Speed Up DeepSeek R1 Distill 4-bit Performance and Inference Capability with NexaQuant on AMD Client

AMD_AI · ‎02-18-2025

nexa ai in-line image.jpg

Nexa AI, today, announced NexaQuants of two DeepSeek R1 Distills: The DeepSeek R1 Distill Qwen 1.5B and DeepSeek R1 Distill Llama 8B.

Popular quantization methods like the llama.cpp based Q4 K M allow large language models to significantly reduce their memory footprint and typically offer low perplexity loss for dense models as a tradeoff. However, even low perplexity loss can result in a reasoning capability hit for (dense or MoE) models that use Chain of Thought traces.

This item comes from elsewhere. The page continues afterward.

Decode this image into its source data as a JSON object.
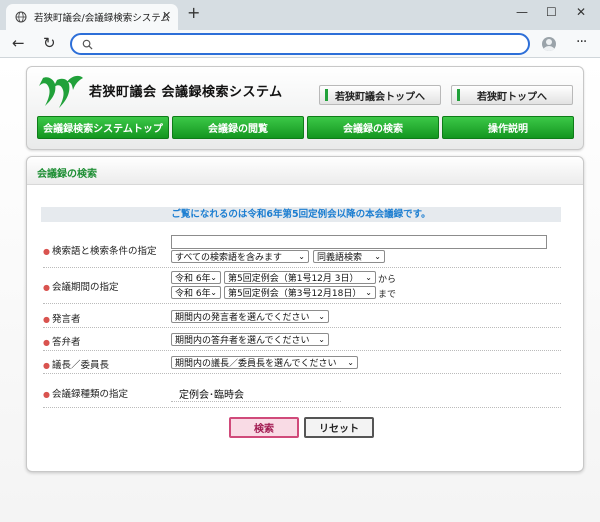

Nexa AI has stated that NexaQuants are able to recover this reasoning capability loss (compared to the full 16-bit precision) while keeping the 4-bit quantization and all the while retaining the performance advantage¹.

Benchmarks provided by Nexa AI can be seen below:

nexaquant deepseek r1 distill benchmarks.jpg

Benchmark scores provided by Nexa AI.

We can see that the Q4 K M quantized DeepSeek R1 distills score slightly less (except for the AIME24 bench on Llama 3 8b distill, which scores significantly lower) in LLM benchmarks like GPQA and AIME24 compared to their full 16-bit counter parts. Moving to a Q6 or Q8 quantization would be one way to fix this problem – but would result in the model becoming slightly slower to run and requiring more memory.

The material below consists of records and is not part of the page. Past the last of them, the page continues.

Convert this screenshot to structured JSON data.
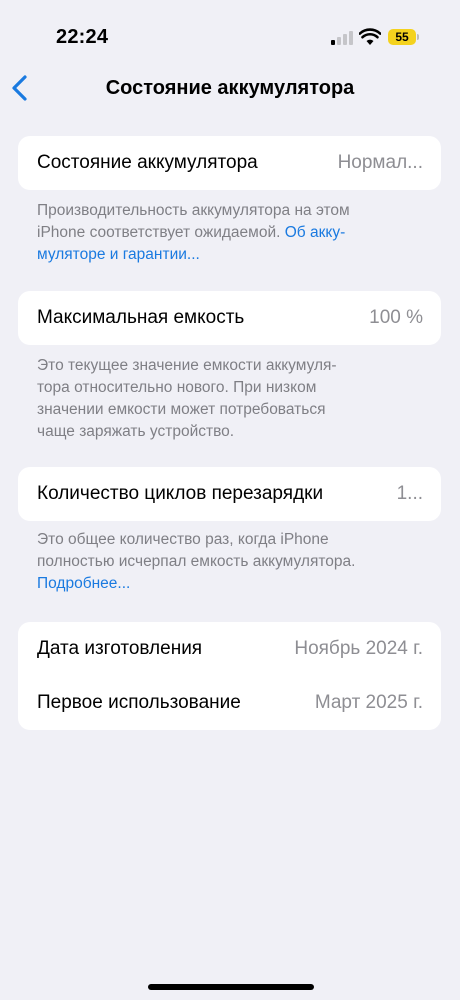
{
  "status_bar": {
    "time": "22:24",
    "battery_level": "55"
  },
  "nav": {
    "title": "Состояние аккумулятора"
  },
  "battery_health": {
    "label": "Состояние аккумулятора",
    "value": "Нормал...",
    "footnote_line1": "Производительность аккумулятора на этом",
    "footnote_line2_text": "iPhone соответствует ожидаемой.",
    "footnote_link_part1": "Об акку-",
    "footnote_link_part2": "муляторе и гарантии..."
  },
  "max_capacity": {
    "label": "Максимальная емкость",
    "value": "100 %",
    "footnote_line1": "Это текущее значение емкости аккумуля-",
    "footnote_line2": "тора относительно нового. При низком",
    "footnote_line3": "значении емкости может потребоваться",
    "footnote_line4": "чаще заряжать устройство."
  },
  "cycle_count": {
    "label": "Количество циклов перезарядки",
    "value": "1...",
    "footnote_line1": "Это общее количество раз, когда iPhone",
    "footnote_line2": "полностью исчерпал емкость аккумулятора.",
    "footnote_link": "Подробнее..."
  },
  "dates": {
    "manufacture_label": "Дата изготовления",
    "manufacture_value": "Ноябрь 2024 г.",
    "first_use_label": "Первое использование",
    "first_use_value": "Март 2025 г."
  },
  "colors": {
    "accent": "#1a7ae0",
    "background": "#f0f0f6",
    "battery": "#f4d21e"
  }
}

Nexa AI has stated that NexaQuants use a proprietary quantization method to recover the loss while keeping the quantization at 4-bits¹. This means users can theoretically get the best of both worlds: accuracy and speed.

You can read more about the NexaQuant DeepSeek R1 Distills over here.

The following NexaQuants DeepSeek R1 Distills are available for download:

NexaQuant DeepSeek R1 Distill Qwen 1.5B 4-bit

NexaQuant DeepSeek R1 Distill Llama 8B 4-bit

How to run NexaQuants on your AMD Ryzen processors or Radeon graphics card

We recommend using LM Studio for all your LLM needs.

Download and install LM Studio from lmstudio.ai/ryzenai
Go to the discover tab and paste the huggingface link of one of the nexaquants above.
Wait for the model to finish downloading.
Go back to the chat tab and select the model from the drop-down menu. Make sure “manually choose parameters” is selected.
Set GPU offload layers to MAX.
Load the model and chat away!

According to this data provided by Nexa AI, developers can also use the NexaQuant versions of the DeepSeek R1 Distills above to get generally improved performance in llama.cpp or GGUF based applications.

Endnotes:

¹All performance and/or cost savings claims are provided by Nexa AI and have not been independently verified by AMD. Performance and cost benefits are impacted by a variety of variables. Results herein are specific to Nexa AI and may not be typical. GD-181.

GD-97 - Links to third party sites are provided for convenience and unless explicitly stated, AMD is not responsible for the contents of such linked sites and no endorsement is implied.

GD-220e - Ryzen™ AI is defined as the combination of a dedicated AI engine, AMD Radeon™ graphics engine, and Ryzen processor cores that enable AI capabilities. OEM and ISV enablement is required, and certain AI features may not yet be optimized for Ryzen AI processors. Ryzen AI is compatible with: (a) AMD Ryzen 7040 and 8040 Series processors and Ryzen PRO 7040/8040 Series processors except Ryzen 5 7540U, Ryzen 5 8540U, Ryzen 3 7440U, and Ryzen 3 8440U processors; (b) AMD Ryzen AI 300 Series processors and AMD Ryzen AI PRO 300 Series processors; (c) all AMD Ryzen 8000G Series desktop processors except the Ryzen 5 8500G/GE and Ryzen 3 8300G/GE; (d) AMD Ryzen 200 Series processors and Ryzen PRO 200 Series processors except Ryzen 5 220 and Ryzen 3 210; and (e) AMD Ryzen AI Max Series processors and Ryzen AI PRO Max Series processors. Please check with your system manufacturer for feature availability prior to purchase.